The addressing wicked issues through community-engaged scholarship initiative takes a deep dive into some of the most critical issues threatening our communities and explores how we—higher education community engagement professionals, practitioners, and scholars—can make a difference.
Each year, participants will engage in a series of webinars and discussions that explore how knowledge about a particular issue is being generated and how people can come together to put that knowledge to good use—creating local solutions to these wicked problems. This series is jointly hosted by Campus Compact and the Academy of Community Engagement Scholarship (ACES).

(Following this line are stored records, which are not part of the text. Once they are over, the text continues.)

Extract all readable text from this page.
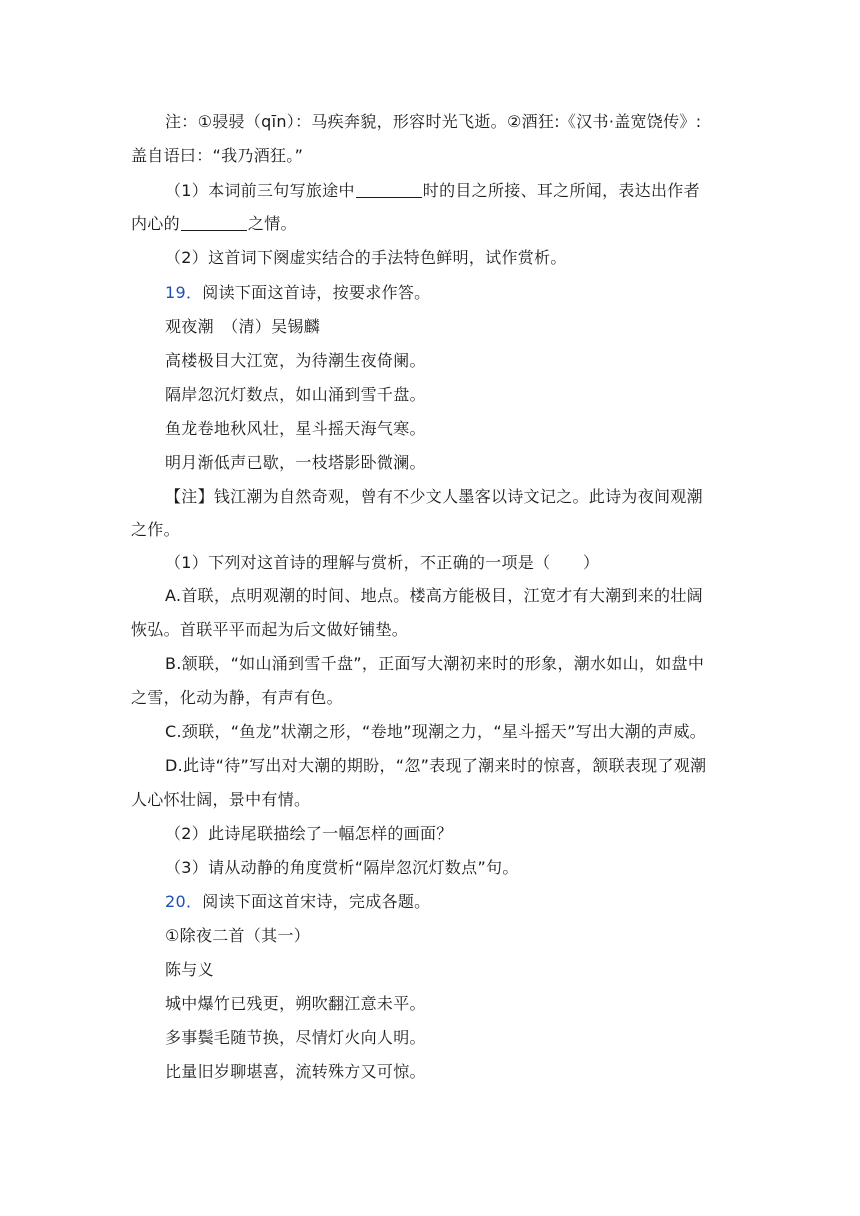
注：①骎骎（qīn）：马疾奔貌，形容时光飞逝。②酒狂:《汉书·盖宽饶传》:
盖自语曰：“我乃酒狂。”
（1）本词前三句写旅途中	时的目之所接、耳之所闻，表达出作者
内心的	之情。
（2）这首词下阕虚实结合的手法特色鲜明，试作赏析。
19．阅读下面这首诗，按要求作答。
观夜潮　（清）吴锡麟
高楼极目大江宽，为待潮生夜倚阑。
隔岸忽沉灯数点，如山涌到雪千盘。
鱼龙卷地秋风壮，星斗摇天海气寒。
明月渐低声已歇，一枝塔影卧微澜。
【注】钱江潮为自然奇观，曾有不少文人墨客以诗文记之。此诗为夜间观潮
之作。
（1）下列对这首诗的理解与赏析，不正确的一项是（　　）
A.首联，点明观潮的时间、地点。楼高方能极目，江宽才有大潮到来的壮阔
恢弘。首联平平而起为后文做好铺垫。
B.颔联，“如山涌到雪千盘”，正面写大潮初来时的形象，潮水如山，如盘中
之雪，化动为静，有声有色。
C.颈联，“鱼龙”状潮之形，“卷地”现潮之力，“星斗摇天”写出大潮的声威。
D.此诗“待”写出对大潮的期盼，“忽”表现了潮来时的惊喜，颔联表现了观潮
人心怀壮阔，景中有情。
（2）此诗尾联描绘了一幅怎样的画面？
（3）请从动静的角度赏析“隔岸忽沉灯数点”句。
20．阅读下面这首宋诗，完成各题。
①除夜二首（其一）
陈与义
城中爆竹已残更，朔吹翻江意未平。
多事鬓毛随节换，尽情灯火向人明。
比量旧岁聊堪喜，流转殊方又可惊。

2026 Series: Our Climate S& Our Health
Session 1: Setting the Stage: Intersection between Climate Change and Health
Session 2: Research & Public Problem Solving
Session 3: Community-Engaged Teaching & Learning
Session 4: Student Civic Engagement
Session 5: Closing Session—Climate Hope
Wicked Issues Fellow
Rebecca Forsythe
Rebecca Forsythe is a PhD student at Colorado State University, specializing in environmental sociology and inequality, with an emphasis on environmental justice and natural resource governance. Inspired by her upbringing on Aquidneck Island in Rhode Island and her summers on Swans Island, Maine, Rebecca became fascinated by the distinct social and cultural patterns within coastal and island communities, including environmental cooperation. Her dissertation explores formal and informal cooperation in the Maine lobster fishery as a model for cooperative natural resource governance in coastal natural resource-dependent communities. She currently serves as a Diana Wall Sustainability Fellow and a graduate fellow for CSU’s Climate Adaptation Partnership. Rebecca is also a two-time alumna of Campus Compact’s VISTA program - and an avid scholar of community-engaged teaching and learning.